[caspper69]

I agree. .NET is the opposite of Go. Calls to System.Random use Xoshiro128++ under the hood (as of .NET 6 I believe). On the other hand, calls to RandomNumberGenerator.GetBytes() are cryptographically secure, using the Windows kernel cryptographic provider on Windows and /dev/urandom (chacha20) on Linux and arc4random_buf() on MacOS (which also uses chacha20 under the hood).

I ported around 20 RNGs to C# (all non-cs), and there are tons of uses for non-cryptographic RNGs, so I'm a little torn. I guess in modern development most people who need an RNG need it for crypto purposes (I would guess salts, keys and nonces mostly), but I'd hate to see all the Xoshiros, Mersenne Twisters, PCGs, and MWCs, etc. go the way of the dodo simply because they are not deemed fit for crypto purposes. Games, simulations, non-cryptographic hashes all need deterministic and high performance RNGs, and don't need all of the cryptographic guarantees.

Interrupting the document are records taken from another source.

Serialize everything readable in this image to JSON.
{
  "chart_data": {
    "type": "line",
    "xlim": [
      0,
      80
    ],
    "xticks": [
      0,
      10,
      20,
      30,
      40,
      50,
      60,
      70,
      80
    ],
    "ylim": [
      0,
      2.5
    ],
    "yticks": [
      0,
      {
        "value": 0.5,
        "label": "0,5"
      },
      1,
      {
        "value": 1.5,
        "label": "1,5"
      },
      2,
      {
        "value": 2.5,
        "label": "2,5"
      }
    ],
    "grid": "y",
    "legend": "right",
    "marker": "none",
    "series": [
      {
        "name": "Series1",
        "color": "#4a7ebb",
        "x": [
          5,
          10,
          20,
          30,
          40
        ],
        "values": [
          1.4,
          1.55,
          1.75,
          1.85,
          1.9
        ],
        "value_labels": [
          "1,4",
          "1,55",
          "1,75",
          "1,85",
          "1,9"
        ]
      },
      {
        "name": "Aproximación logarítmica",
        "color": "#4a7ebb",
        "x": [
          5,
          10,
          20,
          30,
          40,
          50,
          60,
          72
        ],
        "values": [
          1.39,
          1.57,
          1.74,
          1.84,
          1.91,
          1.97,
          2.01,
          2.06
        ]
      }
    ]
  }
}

To top it off, there is no standard definition of what makes an RNG cryptographically secure, so it's a slightly loaded question anyway. Everything I've read says an algo needs the following properties: forward secrecy (unable to guess future outputs given the current state), backward secrecy (if I know current outputs, I shouldn't be able to recover previous internal state or previous outputs), and the output must be indistinguishable from true random bits, even with a chosen-input attack. This is where I politely defer to the expert mathematicians and cryptographers, because I'm not equipped to perform such an analysis.

I can understand why things have developed this way though- people have needed random numbers far longer than they've needed cryptographically secure random numbers, so the default is the non-cryptographically secure variant. A language created tomorrow would likely follow in Go's footsteps and default to the cryptographically secure.

[tptacek]

No, CSPRNG vs. RNG isn't a loaded question. Every RNG that says "this isn't an according-to-Hoyle cryptographically random number generator, but..." isn't one. Most modern CSPRNGs are designed with well-understood cryptographic primitives, so they draft off those security properties. Establishing those properties for a novel set of primitives is a major undertaking.

It's a little frustrating, because there are definitely fast RNGs that have tried to blur this line. A reasonable first approximation of the current situation is that a CSPRNG should have somewhere in its core a mixing function based on an actual cryptographic hash or permutation function; if the design has to explain what that function is and how it works (as opposed to just saying "this is ChaCha20"), it's not secure. These fast RNGs, like Xorshiro and PCG, all get there by not having cryptographically strong mixing functions at their core.

For what it's worth, I think the "GetBytes() means secure, IntN() means it's not secure" is a clever misfeature. Just make all the standard library random interfaces back onto a real CSPRNG, and let people pull in PCG or whatever if they have specialized needs for fast insecure RNGs.

[wahern]

> Just make all the standard library random interfaces back onto a real CSPRNG

That's what OpenBSD has done for the traditional C and POSIX randomness APIs.

Also, re your earlier comment, OpenBSD's arc4random API is everywhere now except linux/musl and Windows. POSIX now has getentropy, which on recent Linux kernel will be as fast as arc4random_buf. But it would be nice if musl got the arc4random API, which includes arc4random_uniform for generating 32-bit numbers in the interval [0, N), minimizing the risk of people screwing that up.

Unlikely vendors will takes OpenBSD's approach to the historic PRNG APIs, but they're almost all there for the arc4random API. Also, the former approach is less ideal than it sounds; the latest versions of PUC Lua, for example, use an included non-CSPRNG rather than merely binding the historic C APIs. Explicitly using the arc4random API means the semantics are explicit, too, and you can more easily audit code. It's conspicuously missing an API for floating point intervals, but perhaps that'll come along.

[Dylan16807]

What's your threshold for "high performance"? A modern CPU can use a secure algorithm and produce more than one byte per cycle. Xorshift is a bit faster but not much faster.